Tiru Cara Poso, Indonesia Bangun Pasar Perdamaian di Myanmar
Editor
Eko Ari Wibowo
Jumat, 17 Maret 2017 15:58 WIB
TEMPO.CO, Jakarta - Wakil Menteri Luar Negeri Abdurrahman Mohammad Fachir mengatakan Indonesia memilih melakukan diplomasi lunak (soft diplomacy) untuk mengatasi konflik di Rakhine, Myanmar. Upaya yang dilakukan adalah mendirikan pasar, sekolah, dan rumah sakit.
"Dulu meresmikan empat sekolah pada 2014. Ini kelanjutan ada sekolah dan pasar," kata Fachir di kompleks Istana Wakil Presiden, Jakarta, Jumat, 17 Maret 2017. Menurut dia, pendekatan inklusif dan komprehensif lewat rumah sakit, sekolah, dan pasar akan mengakomodasi seluruh kepentingan masyarakat.
Baca: Salah Kaprah tentang Rohingya di Myanmar
Pada kesempatan yang sama, Wakil Ketua Muhammadiyah Disaster Management Center Rahmawati Husein menjelaskan, pasar mempunyai peran strategis dalam upaya rekonsiliasi. Konsep pembangunan pasar perdamaian di Rakhine, ucap dia, meniru Poso dan Ambon yang pernah dilanda konflik. "Pasar itu sarana yang netral," ujarnya.

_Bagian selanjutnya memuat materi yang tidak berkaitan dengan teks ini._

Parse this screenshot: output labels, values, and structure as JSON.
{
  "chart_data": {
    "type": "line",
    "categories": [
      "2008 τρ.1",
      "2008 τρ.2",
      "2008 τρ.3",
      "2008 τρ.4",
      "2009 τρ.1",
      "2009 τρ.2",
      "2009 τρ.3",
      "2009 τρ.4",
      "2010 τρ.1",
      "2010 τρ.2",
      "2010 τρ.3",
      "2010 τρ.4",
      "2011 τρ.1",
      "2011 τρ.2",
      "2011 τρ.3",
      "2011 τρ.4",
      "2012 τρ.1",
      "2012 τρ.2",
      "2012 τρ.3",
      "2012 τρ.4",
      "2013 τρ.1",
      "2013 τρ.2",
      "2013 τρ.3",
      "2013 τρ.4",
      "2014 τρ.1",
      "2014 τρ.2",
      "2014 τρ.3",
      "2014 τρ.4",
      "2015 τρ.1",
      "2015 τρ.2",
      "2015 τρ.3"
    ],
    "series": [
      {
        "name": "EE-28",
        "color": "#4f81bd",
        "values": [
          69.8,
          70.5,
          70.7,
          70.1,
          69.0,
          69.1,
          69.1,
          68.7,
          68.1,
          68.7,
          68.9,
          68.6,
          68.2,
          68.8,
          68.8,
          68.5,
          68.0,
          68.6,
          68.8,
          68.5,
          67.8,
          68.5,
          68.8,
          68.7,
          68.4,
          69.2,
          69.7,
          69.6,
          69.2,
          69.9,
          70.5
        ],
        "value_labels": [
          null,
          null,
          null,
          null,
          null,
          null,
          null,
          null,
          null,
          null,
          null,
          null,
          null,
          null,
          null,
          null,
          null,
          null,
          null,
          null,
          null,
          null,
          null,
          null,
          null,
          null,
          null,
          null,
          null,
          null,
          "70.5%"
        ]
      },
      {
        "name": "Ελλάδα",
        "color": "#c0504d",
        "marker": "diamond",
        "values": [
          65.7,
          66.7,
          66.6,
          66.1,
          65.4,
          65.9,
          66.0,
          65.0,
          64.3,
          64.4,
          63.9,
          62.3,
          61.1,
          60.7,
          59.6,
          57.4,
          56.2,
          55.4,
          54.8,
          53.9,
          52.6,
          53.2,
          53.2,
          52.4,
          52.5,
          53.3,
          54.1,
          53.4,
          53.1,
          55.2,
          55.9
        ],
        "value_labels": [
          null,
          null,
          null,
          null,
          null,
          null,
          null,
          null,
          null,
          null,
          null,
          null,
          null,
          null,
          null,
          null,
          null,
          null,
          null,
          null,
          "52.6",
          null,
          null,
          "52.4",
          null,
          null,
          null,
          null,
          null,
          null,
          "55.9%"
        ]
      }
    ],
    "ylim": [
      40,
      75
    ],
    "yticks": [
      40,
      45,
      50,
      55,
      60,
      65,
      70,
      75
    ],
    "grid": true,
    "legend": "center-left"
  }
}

Dengan adanya pasar, menurut Rahmawati, orang-orang akan didorong untuk berinteraksi tanpa saling curiga. Dalam jangka panjang, ia berharap pihak yang tengah bersitegang bisa menahan untuk tidak berkonflik. "Kalau di Poso, ibu-ibu tidak akan berjualan kalau bapak-bapak masih berkonflik," ujarnya.
Nantinya, tutur Rahmawati, komoditas yang ada di pasar perdamaian berasal dari dua kelompok masyarakat. Dari pengamatannya, kelompok Rohingya banyak memproduksi hasil pertanian. Sedangkan kelompok Buddha menghasilkan produk perdagangan atau barang jadi. "Kami tidak bangun pasar fisik (baru), tapi memperkuat yang sudah ada," katanya.
Simak pula: PBB: Myanmar Berniat Usir Seluruh Rohingya
Dari sisi lokasi, ucap Rahmawati, pembangunan pasar dilakukan di luar tempat pengungsian atau di tempat netral. Agar rencana berjalan dengan lancar, pemerintah Indonesia akan menggandeng lembaga swadaya masyarakat lokal di Myanmar.
Saat ini, dari data The United Nations Office for the Coordination of Humanitarian Affairs (UNOCHA), ada 120 ribu pengungsi Rohingya yang menetap di pengungsian. Sebanyak 90 ribu di antaranya mengungsi di Rakhine. Sedangkan jumlah jiwa yang terdampak konflik mencapai 500 ribu.